Local schools, quickly adapting to a Zoom-focused world, also partnered quickly. For students lacking laptops, homework assignments were delivered in a small bag that also included the abuse prevention information, the abuse hotline number, hygiene kits, and other supplies.
Additional training extended to teachers so any small signs of abuse, such as teenagers unwilling to look at the camera or young kids suddenly shifting personalities, could be spotted. “We got a lot of feedback from teachers who felt so much better about being able to connect with kids they had suspicions about,” says Clinton. “This gave them the tools to communicate and have conversations with kids. To empower those kids.” That, in turn, she says reduced stress on teachers, too.
In Plainfield Schools, “They really kicked it up a notch,” says Perry, by including information in packets, online training, and outreach to every student in the corporation.
Now, nearly a year later, Perry is receiving an award for the work Susie’s Place has done. Clinton nominated Perry, saying in part, “She worked really hard to get that model out there to get that into the rest of the world and the state and spreading it amongst other CAC directors and the National Children’s Alliance. She was getting calls about what they did and how to do it. She was obviously concerned for her community, but she had a genuine desire to replicate it on a national scale.”

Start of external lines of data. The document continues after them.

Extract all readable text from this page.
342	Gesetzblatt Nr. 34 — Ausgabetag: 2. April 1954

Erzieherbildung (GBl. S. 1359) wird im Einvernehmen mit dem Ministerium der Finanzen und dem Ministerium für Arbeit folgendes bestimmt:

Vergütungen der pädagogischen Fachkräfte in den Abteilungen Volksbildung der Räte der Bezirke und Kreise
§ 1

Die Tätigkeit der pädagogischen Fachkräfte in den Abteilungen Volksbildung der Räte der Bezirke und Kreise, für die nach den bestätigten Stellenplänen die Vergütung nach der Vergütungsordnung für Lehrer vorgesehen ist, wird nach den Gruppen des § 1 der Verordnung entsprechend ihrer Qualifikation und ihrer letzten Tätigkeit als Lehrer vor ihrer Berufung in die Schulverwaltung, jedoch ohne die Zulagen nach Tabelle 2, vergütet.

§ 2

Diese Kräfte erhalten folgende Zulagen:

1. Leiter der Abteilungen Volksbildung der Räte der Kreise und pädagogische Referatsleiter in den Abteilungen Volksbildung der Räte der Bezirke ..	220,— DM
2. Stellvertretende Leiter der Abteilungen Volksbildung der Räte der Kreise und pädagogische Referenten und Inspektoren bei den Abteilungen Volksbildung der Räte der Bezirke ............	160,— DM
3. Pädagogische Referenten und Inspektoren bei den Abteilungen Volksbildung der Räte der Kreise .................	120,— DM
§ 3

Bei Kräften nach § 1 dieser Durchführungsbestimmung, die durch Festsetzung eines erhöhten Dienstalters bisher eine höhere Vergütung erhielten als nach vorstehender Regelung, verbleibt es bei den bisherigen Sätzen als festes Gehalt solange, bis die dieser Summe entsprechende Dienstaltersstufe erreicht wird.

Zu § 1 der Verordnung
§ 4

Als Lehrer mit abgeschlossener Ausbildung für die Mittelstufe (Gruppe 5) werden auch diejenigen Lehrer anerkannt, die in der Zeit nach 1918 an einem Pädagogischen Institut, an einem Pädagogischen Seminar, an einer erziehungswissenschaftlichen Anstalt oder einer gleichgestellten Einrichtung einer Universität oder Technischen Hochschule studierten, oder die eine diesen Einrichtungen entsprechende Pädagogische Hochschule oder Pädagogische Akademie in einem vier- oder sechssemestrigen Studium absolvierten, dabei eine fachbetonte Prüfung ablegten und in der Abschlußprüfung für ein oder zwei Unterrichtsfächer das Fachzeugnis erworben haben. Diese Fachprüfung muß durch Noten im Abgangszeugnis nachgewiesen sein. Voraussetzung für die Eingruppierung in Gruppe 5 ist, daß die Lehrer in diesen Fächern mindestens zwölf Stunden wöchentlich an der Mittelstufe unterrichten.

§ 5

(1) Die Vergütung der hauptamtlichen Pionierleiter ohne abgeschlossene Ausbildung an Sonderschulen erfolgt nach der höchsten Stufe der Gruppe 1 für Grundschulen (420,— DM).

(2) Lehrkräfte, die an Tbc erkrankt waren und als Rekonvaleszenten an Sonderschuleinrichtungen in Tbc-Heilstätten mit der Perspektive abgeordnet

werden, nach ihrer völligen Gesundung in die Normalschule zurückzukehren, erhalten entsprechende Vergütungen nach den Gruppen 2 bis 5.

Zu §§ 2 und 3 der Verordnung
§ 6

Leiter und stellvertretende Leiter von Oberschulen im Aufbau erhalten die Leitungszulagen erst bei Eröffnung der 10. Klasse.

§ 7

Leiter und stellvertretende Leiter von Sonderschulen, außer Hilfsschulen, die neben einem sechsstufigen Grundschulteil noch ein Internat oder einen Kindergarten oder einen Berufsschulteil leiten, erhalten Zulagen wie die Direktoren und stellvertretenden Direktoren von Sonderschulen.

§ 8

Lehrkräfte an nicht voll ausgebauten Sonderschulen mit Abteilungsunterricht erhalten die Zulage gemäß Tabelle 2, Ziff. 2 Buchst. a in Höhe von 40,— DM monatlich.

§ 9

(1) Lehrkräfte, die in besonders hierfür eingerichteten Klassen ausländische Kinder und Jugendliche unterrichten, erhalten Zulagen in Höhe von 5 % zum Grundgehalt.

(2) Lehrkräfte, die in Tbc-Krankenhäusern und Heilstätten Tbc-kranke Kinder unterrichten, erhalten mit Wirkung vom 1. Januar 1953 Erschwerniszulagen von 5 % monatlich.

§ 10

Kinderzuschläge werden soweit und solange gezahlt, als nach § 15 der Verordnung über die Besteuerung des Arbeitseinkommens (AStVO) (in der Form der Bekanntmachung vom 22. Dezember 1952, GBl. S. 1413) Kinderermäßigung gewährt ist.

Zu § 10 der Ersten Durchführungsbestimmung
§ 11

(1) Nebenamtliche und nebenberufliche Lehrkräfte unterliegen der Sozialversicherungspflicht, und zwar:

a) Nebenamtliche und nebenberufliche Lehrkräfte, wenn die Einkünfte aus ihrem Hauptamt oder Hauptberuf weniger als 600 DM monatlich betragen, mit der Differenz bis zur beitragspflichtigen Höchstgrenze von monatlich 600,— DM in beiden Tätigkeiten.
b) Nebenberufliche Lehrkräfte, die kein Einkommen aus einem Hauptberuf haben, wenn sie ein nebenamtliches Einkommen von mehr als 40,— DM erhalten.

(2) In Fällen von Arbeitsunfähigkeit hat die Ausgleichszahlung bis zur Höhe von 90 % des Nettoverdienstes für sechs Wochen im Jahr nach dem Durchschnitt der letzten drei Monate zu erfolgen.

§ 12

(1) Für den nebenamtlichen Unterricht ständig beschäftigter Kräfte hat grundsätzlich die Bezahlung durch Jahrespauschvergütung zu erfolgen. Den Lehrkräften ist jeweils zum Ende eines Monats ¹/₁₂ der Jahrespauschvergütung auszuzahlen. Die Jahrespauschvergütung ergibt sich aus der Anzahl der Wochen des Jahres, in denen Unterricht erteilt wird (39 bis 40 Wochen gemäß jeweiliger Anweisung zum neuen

The Leadership Conference Recognition Award, presented virtually on December 14 by NCA Executive Director Teresa Huizar, honors the work of Susie’s Place to reach over 40,000 school-age children in west-central Indiana. In the announcement from NCA, they wrote, “It’s often hard to choose who should win from the pool of nominees, but this year was even harder than usual, as our movement rose to the challenge of reaching kids during a public health crisis. But three nominees rose to the top.”
“We’re all so proud of the work Emily does not just for Indiana, but across the country,” says Indiana Chapter Director Jan Lutz. “Her work exemplifies the breadth and depth of services that CACs — especially Susie’s Place — have become.”
Susie’s Place isn’t stopping at this point, either. Perry says a completely revamped prevention program is underway and is deliverable to any K-12 student whether they’re in school, online, or in a hybrid education program. “We have a model of programming to meet the needs of every school corporation,” says Perry.